Another fine post from Julia at Lotsa Laundry, on hope in the moment:
A few weeks back I was trying to encourage/persuade/convince my PTSD child to break a large task (getting up and getting dressed) into smaller chunks. First, sit up. After that, stand up. Then take off the jammie top. Etcetera. We were aiming for the really basic stuff. The child refused to do any of it, because it was too scary.
I could feel my frustration rising, which is what happens when I don't know what to do. So I did what I always do in that (embarrassingly common) situation: I prayed for the words that were needed.

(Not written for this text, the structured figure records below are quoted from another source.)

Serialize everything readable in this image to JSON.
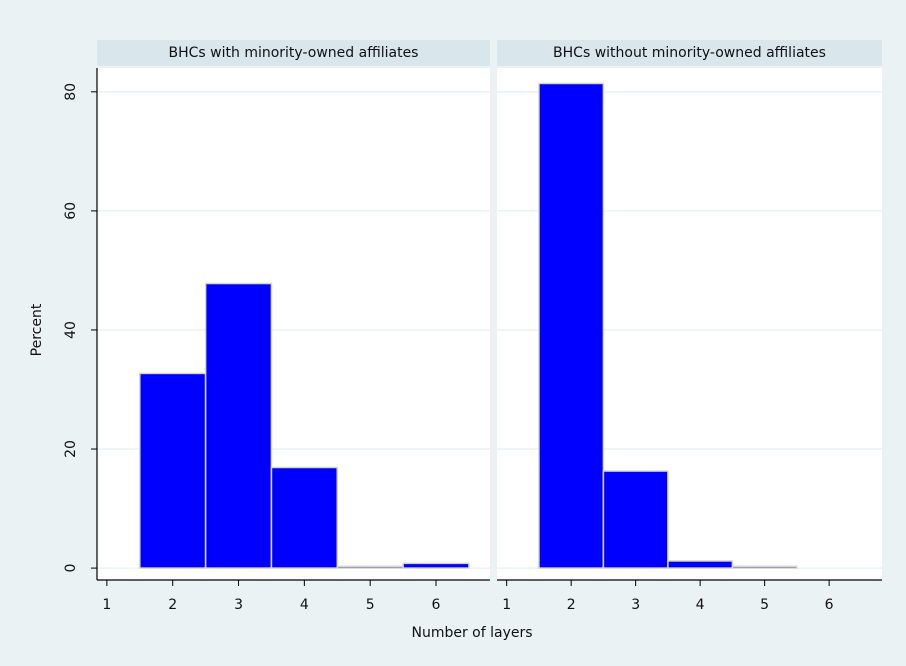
{
  "chart_data": {
    "type": "histogram",
    "y_label": "Percent",
    "x_label": "Number of layers",
    "color": "#0000ff",
    "grid": true,
    "ylim": [
      -2,
      84
    ],
    "yticks": [
      0,
      20,
      40,
      60,
      80
    ],
    "xlim": [
      0.85,
      6.82
    ],
    "xticks": [
      1,
      2,
      3,
      4,
      5,
      6
    ],
    "panels": [
      {
        "title": "BHCs with minority-owned affiliates",
        "bins": [
          1.5,
          2.5,
          3.5,
          4.5,
          5.5,
          6.5
        ],
        "values": [
          32.7,
          47.8,
          16.9,
          0.3,
          0.8
        ]
      },
      {
        "title": "BHCs without minority-owned affiliates",
        "bins": [
          1.5,
          2.5,
          3.5,
          4.5,
          5.5,
          6.5
        ],
        "values": [
          81.4,
          16.3,
          1.2,
          0.3,
          0
        ]
      }
    ]
  }
}
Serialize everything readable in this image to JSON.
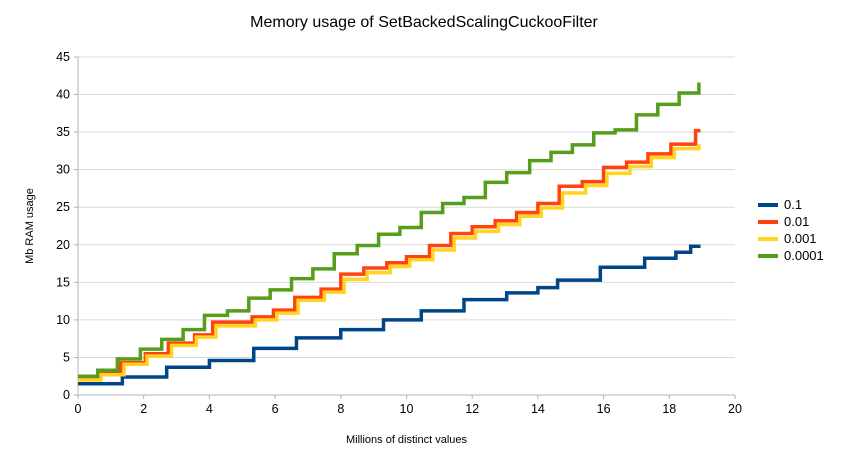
{
  "chart_data": {
    "type": "line",
    "title": "Memory usage of SetBackedScalingCuckooFilter",
    "xlabel": "Millions of distinct values",
    "ylabel": "Mb RAM usage",
    "xlim": [
      0,
      20
    ],
    "ylim": [
      0,
      45
    ],
    "x_ticks": [
      0,
      2,
      4,
      6,
      8,
      10,
      12,
      14,
      16,
      18,
      20
    ],
    "y_ticks": [
      0,
      5,
      10,
      15,
      20,
      25,
      30,
      35,
      40,
      45
    ],
    "grid": "horizontal",
    "legend_position": "right",
    "step_lines": true,
    "colors": {
      "gridline": "#d9d9d9",
      "axis": "#b3b3b3",
      "text": "#000000"
    },
    "series": [
      {
        "name": "0.1",
        "color": "#004586",
        "points": [
          [
            0,
            1.5
          ],
          [
            1.35,
            2.4
          ],
          [
            2.7,
            3.7
          ],
          [
            4.0,
            4.6
          ],
          [
            5.35,
            6.2
          ],
          [
            6.65,
            7.6
          ],
          [
            8.0,
            8.7
          ],
          [
            9.3,
            10.0
          ],
          [
            10.45,
            11.2
          ],
          [
            11.75,
            12.7
          ],
          [
            13.05,
            13.6
          ],
          [
            14.0,
            14.3
          ],
          [
            14.6,
            15.3
          ],
          [
            15.9,
            17.0
          ],
          [
            17.25,
            18.2
          ],
          [
            18.2,
            19.0
          ],
          [
            18.65,
            19.8
          ],
          [
            18.95,
            19.8
          ]
        ]
      },
      {
        "name": "0.01",
        "color": "#ff420e",
        "points": [
          [
            0,
            2.2
          ],
          [
            0.65,
            2.9
          ],
          [
            1.3,
            4.3
          ],
          [
            2.05,
            5.5
          ],
          [
            2.75,
            6.9
          ],
          [
            3.55,
            8.0
          ],
          [
            4.1,
            9.7
          ],
          [
            5.3,
            10.4
          ],
          [
            5.95,
            11.3
          ],
          [
            6.6,
            13.0
          ],
          [
            7.4,
            14.1
          ],
          [
            8.0,
            16.1
          ],
          [
            8.7,
            16.9
          ],
          [
            9.4,
            17.6
          ],
          [
            10.0,
            18.4
          ],
          [
            10.7,
            19.9
          ],
          [
            11.35,
            21.5
          ],
          [
            12.0,
            22.4
          ],
          [
            12.7,
            23.2
          ],
          [
            13.35,
            24.3
          ],
          [
            14.0,
            25.5
          ],
          [
            14.65,
            27.8
          ],
          [
            15.35,
            28.4
          ],
          [
            16.0,
            30.3
          ],
          [
            16.7,
            31.0
          ],
          [
            17.35,
            32.1
          ],
          [
            18.05,
            33.4
          ],
          [
            18.8,
            35.2
          ],
          [
            18.95,
            35.2
          ]
        ]
      },
      {
        "name": "0.001",
        "color": "#ffd320",
        "points": [
          [
            0,
            2.0
          ],
          [
            0.7,
            2.7
          ],
          [
            1.4,
            4.1
          ],
          [
            2.1,
            5.2
          ],
          [
            2.85,
            6.6
          ],
          [
            3.6,
            7.7
          ],
          [
            4.2,
            9.2
          ],
          [
            5.4,
            10.0
          ],
          [
            6.05,
            10.9
          ],
          [
            6.7,
            12.6
          ],
          [
            7.5,
            13.7
          ],
          [
            8.1,
            15.4
          ],
          [
            8.8,
            16.3
          ],
          [
            9.5,
            17.1
          ],
          [
            10.1,
            18.0
          ],
          [
            10.8,
            19.3
          ],
          [
            11.45,
            20.9
          ],
          [
            12.1,
            21.8
          ],
          [
            12.8,
            22.7
          ],
          [
            13.45,
            23.8
          ],
          [
            14.1,
            24.9
          ],
          [
            14.75,
            26.9
          ],
          [
            15.45,
            27.9
          ],
          [
            16.1,
            29.5
          ],
          [
            16.8,
            30.4
          ],
          [
            17.45,
            31.6
          ],
          [
            18.15,
            32.8
          ],
          [
            18.9,
            33.4
          ]
        ]
      },
      {
        "name": "0.0001",
        "color": "#579d1c",
        "points": [
          [
            0,
            2.5
          ],
          [
            0.6,
            3.3
          ],
          [
            1.2,
            4.8
          ],
          [
            1.9,
            6.1
          ],
          [
            2.55,
            7.4
          ],
          [
            3.2,
            8.7
          ],
          [
            3.85,
            10.6
          ],
          [
            4.55,
            11.2
          ],
          [
            5.2,
            12.9
          ],
          [
            5.85,
            14.0
          ],
          [
            6.5,
            15.5
          ],
          [
            7.15,
            16.8
          ],
          [
            7.8,
            18.8
          ],
          [
            8.5,
            19.9
          ],
          [
            9.15,
            21.4
          ],
          [
            9.8,
            22.3
          ],
          [
            10.45,
            24.3
          ],
          [
            11.1,
            25.5
          ],
          [
            11.75,
            26.3
          ],
          [
            12.4,
            28.3
          ],
          [
            13.05,
            29.6
          ],
          [
            13.75,
            31.2
          ],
          [
            14.4,
            32.3
          ],
          [
            15.05,
            33.3
          ],
          [
            15.7,
            34.9
          ],
          [
            16.35,
            35.3
          ],
          [
            17.0,
            37.3
          ],
          [
            17.65,
            38.7
          ],
          [
            18.3,
            40.2
          ],
          [
            18.9,
            41.6
          ]
        ]
      }
    ]
  }
}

What came out was this: "I'm not asking you to do anything you can't. But I am asking you to do every single thing that you can."
Oh. Oh, yes! That was exactly it. If you can sit up, do that, and focus only on that one thing. If you can stand up, do that, and focus on the one thing. Do what you can, step by step, until you reach the point where you truly cannot go further.
It was exactly what I needed to hear, too. Because I think that's what God asks of us: to do every single thing we can do.
God doesn't ask me to handle this whole impossible thing: in this moment, I'm being asked to do what's required for this moment. That's all. And that I can do. It's the old, "Take care of the moment, and you take care of eternity" thing.
Read the rest.
1 comment:
She amazes me. She finds such meaning in chaos.
I use some of her tips with my own kids!